As far as I can tell, to pull that off at a big enough scale to affect national or even state elections you'd need to know:

* The voter rolls for a county. I think that, in California anyway, the best you can do is random access by looking up an individual's record using their name, phone number, mailing address, etc. I don't know how one would acquire the entire list of registered voter.

* Near perfect information about which voters will neglect to vote on election day.

The reason you'd need to know the second thing is that many attempts at voter impersonation have been foiled because the impersonated person eventually shows up to vote at their precinct — only to be told they've already voted!

You also need some logistics: enough people to make it worthwhile, vans to shuttle them from precinct to precinct, etc. The whole things seems way too complicated for an organization to pull off without somebody discovering it.

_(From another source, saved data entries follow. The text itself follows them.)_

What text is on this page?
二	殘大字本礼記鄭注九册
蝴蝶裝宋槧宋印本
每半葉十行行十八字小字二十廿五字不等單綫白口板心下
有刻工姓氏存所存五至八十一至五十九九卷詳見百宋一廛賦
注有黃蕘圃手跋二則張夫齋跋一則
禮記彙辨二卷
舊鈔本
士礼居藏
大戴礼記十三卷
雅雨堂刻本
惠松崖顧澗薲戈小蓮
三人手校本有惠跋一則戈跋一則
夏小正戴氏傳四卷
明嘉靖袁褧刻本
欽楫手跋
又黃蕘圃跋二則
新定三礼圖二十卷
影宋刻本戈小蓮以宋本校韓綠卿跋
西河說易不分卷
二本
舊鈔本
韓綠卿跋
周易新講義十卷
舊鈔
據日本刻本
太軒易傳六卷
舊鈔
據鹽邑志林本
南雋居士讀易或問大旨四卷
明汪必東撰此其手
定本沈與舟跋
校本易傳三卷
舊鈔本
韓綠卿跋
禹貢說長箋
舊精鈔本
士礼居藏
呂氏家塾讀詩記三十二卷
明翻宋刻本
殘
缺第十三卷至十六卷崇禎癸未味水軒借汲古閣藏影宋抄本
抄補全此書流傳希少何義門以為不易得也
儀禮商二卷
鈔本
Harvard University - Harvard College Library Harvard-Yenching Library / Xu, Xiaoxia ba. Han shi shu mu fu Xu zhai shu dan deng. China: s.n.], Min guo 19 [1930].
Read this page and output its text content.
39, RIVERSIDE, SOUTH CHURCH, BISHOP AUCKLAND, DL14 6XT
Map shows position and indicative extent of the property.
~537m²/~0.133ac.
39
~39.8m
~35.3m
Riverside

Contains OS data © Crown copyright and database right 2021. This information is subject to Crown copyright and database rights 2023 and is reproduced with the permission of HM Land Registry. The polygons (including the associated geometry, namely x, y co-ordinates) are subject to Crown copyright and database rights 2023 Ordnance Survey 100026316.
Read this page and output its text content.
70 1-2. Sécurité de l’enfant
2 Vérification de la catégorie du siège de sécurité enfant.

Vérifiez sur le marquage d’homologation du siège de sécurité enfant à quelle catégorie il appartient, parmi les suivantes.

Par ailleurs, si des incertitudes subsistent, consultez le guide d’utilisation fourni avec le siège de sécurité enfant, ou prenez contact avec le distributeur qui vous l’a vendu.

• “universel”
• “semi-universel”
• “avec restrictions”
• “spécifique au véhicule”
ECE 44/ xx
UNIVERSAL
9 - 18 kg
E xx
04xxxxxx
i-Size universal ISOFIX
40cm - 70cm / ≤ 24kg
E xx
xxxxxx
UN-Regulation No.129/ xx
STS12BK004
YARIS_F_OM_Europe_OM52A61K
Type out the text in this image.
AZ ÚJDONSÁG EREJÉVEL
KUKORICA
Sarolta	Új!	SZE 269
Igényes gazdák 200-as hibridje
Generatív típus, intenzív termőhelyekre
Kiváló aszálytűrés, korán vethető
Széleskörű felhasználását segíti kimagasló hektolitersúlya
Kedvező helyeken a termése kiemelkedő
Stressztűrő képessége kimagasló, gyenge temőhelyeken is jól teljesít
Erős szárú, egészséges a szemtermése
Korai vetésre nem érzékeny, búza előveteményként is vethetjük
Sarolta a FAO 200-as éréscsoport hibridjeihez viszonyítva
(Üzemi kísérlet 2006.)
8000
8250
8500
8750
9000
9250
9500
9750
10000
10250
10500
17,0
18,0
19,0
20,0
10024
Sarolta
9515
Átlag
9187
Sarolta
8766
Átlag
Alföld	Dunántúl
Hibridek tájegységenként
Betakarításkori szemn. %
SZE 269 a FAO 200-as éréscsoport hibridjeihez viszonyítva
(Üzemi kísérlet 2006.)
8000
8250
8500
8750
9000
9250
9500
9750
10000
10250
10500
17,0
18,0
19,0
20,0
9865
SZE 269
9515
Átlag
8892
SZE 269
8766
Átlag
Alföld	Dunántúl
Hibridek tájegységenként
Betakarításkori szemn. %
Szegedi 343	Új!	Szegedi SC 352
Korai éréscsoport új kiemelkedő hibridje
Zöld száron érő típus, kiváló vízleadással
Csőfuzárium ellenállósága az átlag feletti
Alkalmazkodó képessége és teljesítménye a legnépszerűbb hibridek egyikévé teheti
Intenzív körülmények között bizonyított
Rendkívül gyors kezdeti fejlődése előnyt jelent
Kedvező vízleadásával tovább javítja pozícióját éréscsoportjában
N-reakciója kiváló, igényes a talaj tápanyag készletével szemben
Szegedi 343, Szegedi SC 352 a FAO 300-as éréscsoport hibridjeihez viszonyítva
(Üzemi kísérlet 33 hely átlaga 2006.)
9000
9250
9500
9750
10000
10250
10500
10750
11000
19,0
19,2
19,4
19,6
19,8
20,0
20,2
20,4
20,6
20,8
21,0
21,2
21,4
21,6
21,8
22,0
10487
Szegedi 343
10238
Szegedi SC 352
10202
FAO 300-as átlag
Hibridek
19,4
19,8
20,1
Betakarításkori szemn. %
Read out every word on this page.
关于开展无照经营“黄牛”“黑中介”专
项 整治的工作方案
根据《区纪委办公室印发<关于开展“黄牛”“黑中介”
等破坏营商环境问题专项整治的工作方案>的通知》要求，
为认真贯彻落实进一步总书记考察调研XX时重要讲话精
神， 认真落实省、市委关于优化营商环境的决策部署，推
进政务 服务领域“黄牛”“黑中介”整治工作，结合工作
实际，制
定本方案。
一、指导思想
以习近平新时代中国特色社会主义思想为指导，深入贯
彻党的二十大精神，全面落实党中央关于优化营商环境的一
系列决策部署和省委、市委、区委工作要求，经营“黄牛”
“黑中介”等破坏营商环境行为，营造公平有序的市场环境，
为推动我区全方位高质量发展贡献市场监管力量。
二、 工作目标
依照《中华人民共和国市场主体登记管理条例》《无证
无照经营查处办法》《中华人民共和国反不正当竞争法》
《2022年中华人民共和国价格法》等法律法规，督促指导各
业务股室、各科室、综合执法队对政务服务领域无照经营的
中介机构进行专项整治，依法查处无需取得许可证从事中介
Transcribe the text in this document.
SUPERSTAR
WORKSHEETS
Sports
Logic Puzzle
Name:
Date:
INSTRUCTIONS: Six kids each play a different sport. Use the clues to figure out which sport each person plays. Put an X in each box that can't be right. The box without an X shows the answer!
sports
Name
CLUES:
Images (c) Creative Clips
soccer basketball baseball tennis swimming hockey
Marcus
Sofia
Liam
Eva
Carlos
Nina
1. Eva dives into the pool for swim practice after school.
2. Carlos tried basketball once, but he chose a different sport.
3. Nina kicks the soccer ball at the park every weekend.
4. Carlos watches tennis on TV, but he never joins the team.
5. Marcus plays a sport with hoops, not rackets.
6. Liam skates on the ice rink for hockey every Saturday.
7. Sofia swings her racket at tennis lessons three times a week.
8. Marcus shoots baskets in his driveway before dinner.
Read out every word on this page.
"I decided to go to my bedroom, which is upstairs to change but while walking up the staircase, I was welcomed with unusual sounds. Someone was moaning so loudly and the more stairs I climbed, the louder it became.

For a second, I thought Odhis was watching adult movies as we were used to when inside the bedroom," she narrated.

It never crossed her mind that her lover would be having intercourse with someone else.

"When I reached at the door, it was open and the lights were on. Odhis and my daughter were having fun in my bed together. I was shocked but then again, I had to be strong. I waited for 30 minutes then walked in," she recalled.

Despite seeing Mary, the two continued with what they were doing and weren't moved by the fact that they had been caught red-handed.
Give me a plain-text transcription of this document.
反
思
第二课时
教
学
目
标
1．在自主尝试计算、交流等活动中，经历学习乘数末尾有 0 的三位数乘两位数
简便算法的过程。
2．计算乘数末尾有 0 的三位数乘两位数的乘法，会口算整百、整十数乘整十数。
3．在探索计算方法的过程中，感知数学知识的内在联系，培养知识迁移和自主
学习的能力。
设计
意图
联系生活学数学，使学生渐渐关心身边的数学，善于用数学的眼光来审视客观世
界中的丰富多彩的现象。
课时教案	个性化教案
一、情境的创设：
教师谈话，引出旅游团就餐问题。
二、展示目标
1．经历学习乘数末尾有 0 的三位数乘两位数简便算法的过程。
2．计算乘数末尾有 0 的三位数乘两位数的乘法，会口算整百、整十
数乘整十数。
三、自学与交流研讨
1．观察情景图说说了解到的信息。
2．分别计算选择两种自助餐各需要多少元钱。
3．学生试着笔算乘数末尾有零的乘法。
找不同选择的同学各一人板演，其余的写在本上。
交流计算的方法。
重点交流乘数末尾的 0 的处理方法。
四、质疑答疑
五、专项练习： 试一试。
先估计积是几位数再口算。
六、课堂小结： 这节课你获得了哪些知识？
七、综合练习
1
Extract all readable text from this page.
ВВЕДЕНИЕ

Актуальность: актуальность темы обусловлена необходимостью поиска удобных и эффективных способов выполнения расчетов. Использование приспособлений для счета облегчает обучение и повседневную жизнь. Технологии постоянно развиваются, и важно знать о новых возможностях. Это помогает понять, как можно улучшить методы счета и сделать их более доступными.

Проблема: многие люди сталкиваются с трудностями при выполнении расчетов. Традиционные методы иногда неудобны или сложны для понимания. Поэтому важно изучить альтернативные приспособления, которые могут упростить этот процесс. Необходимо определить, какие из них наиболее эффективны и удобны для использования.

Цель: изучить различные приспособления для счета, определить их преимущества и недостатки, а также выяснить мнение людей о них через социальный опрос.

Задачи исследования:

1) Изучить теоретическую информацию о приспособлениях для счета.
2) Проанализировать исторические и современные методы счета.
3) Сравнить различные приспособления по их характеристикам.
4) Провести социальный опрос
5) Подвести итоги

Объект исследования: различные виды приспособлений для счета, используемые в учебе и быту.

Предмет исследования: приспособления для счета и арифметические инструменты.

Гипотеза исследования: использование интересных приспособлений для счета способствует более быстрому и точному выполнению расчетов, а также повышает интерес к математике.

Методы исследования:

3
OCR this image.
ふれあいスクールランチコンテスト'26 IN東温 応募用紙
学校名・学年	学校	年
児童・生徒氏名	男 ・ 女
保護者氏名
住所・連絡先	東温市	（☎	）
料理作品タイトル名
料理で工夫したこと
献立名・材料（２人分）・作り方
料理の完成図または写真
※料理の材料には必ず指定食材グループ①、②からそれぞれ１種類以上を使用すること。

It seems likely to me that voter impersonation could only be a successful tactic in a small town or county's local elections, where you wouldn't need large numbers of people to turn the results in your favor.

2 comments

The not-so-hidden secret is that voter id laws would stop one type of fraud - in person voting fraud, or the most logistically challenging and hardest to do. Most old white people rely disproportionately on mail-in voting, oddly enough there are no pushes to restrict access to this method of voting (even though it is the easiest to defraud) - voting fraud legislation tends to focus on the methods that minorities use.
That's not really true. Republicans have also fought against having open access to mail in ballots. In many states you need to have a "justification" in order to get a mail-in ballot. If anyone could get a mail-in ballot it would be good for minorities and the poor as you wouldn't have to actually go to the polls.
Not just red states have this rule. New York, hardly a bastion of conservatism, also restricts absentee voting:

>Qualifications to Vote by Absentee Ballot

>Absent from your county or, if a resident of New York City absent from said city, on Election Day.

>Unable to appear at the polls due to temporary or permanent illness or disability; or because you are the primary care giver of one or more individuals who are ill or physically disabled.

>A patient or inmate in a Veterans' Administration Hospital.

>Detained in jail awaiting Grand Jury action or confined in prison after conviction for an offense other than a felony.

https://www.elections.ny.gov/VotingAbsentee.html

The New York State legislature is often controlled by both parties and it's in the GOP's best interests to do what they can to stifle the vote while they have control.
The voter rolls are provided to the candidates.

Big campaigns also already build statistical models of likely voter behavior (they use it to try to contact people who they think they can influence).

Still not hordes of people out committing felonies on election day.